Reverend Dr John Lee FRSE (22 November 1779 – 2 May 1859) was a Scottish academic and polymath, and the Principal of the University of Edinburgh from 1840 to 1859. He was Moderator of the General Assembly of the Church of Scotland in 1844.

Lee House in Pollock Halls of Residence is named after him.

==Life==

Lee was born on 22 November 1779 at Graemeshills, Torwoodlee Mains, a farm in the parish of Stow in the Scottish Borders, the son of Helen Paterson and James Lee, a weaver. He attended school at the "luggie" in Clovenfords, his teacher was John Leyden.

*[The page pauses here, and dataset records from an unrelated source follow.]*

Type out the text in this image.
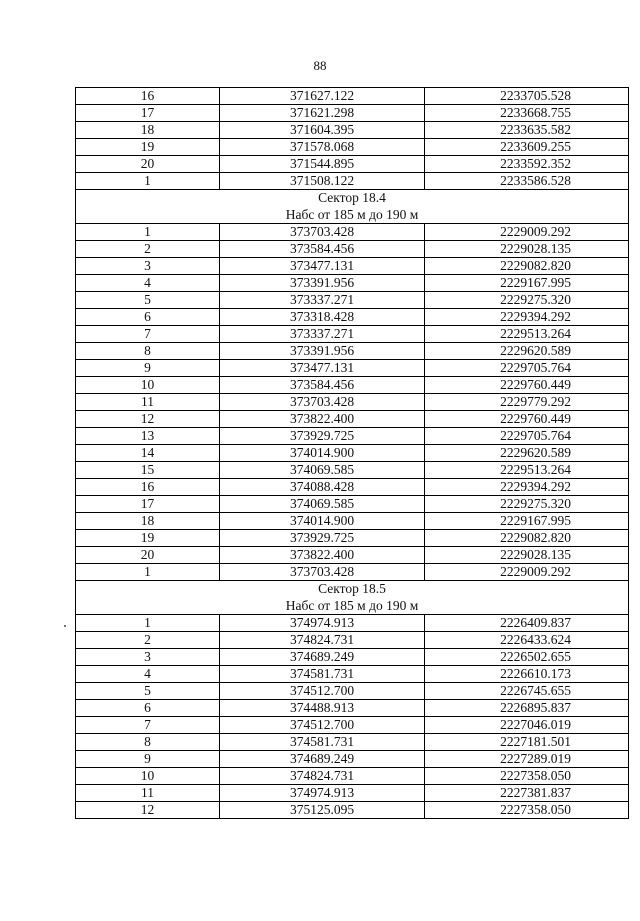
88
16	371627.122	2233705.528
17	371621.298	2233668.755
18	371604.395	2233635.582
19	371578.068	2233609.255
20	371544.895	2233592.352
1	371508.122	2233586.528

Сектор 18.4
Набс от 185 м до 190 м		

1	373703.428	2229009.292
2	373584.456	2229028.135
3	373477.131	2229082.820
4	373391.956	2229167.995
5	373337.271	2229275.320
6	373318.428	2229394.292
7	373337.271	2229513.264
8	373391.956	2229620.589
9	373477.131	2229705.764
10	373584.456	2229760.449
11	373703.428	2229779.292
12	373822.400	2229760.449
13	373929.725	2229705.764
14	374014.900	2229620.589
15	374069.585	2229513.264
16	374088.428	2229394.292
17	374069.585	2229275.320
18	374014.900	2229167.995
19	373929.725	2229082.820
20	373822.400	2229028.135
1	373703.428	2229009.292

Сектор 18.5
Набс от 185 м до 190 м		

1	374974.913	2226409.837
2	374824.731	2226433.624
3	374689.249	2226502.655
4	374581.731	2226610.173
5	374512.700	2226745.655
6	374488.913	2226895.837
7	374512.700	2227046.019
8	374581.731	2227181.501
9	374689.249	2227289.019
10	374824.731	2227358.050
11	374974.913	2227381.837
12	375125.095	2227358.050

In 1794, he entered the University of Edinburgh, studying medicine, and supported himself by teaching. In 1801, he graduated with an MD. After serving for a short time as a surgeon/apothecary in an army hospital service he started studying law. However, in 1804 he became amanuensis (literary assistant) to the Rev. Alexander Carlyle ("Jupiter Carlyle") in Inveresk. On his death in 1805, Carlyle who gave Lee the manuscript of his autobiography.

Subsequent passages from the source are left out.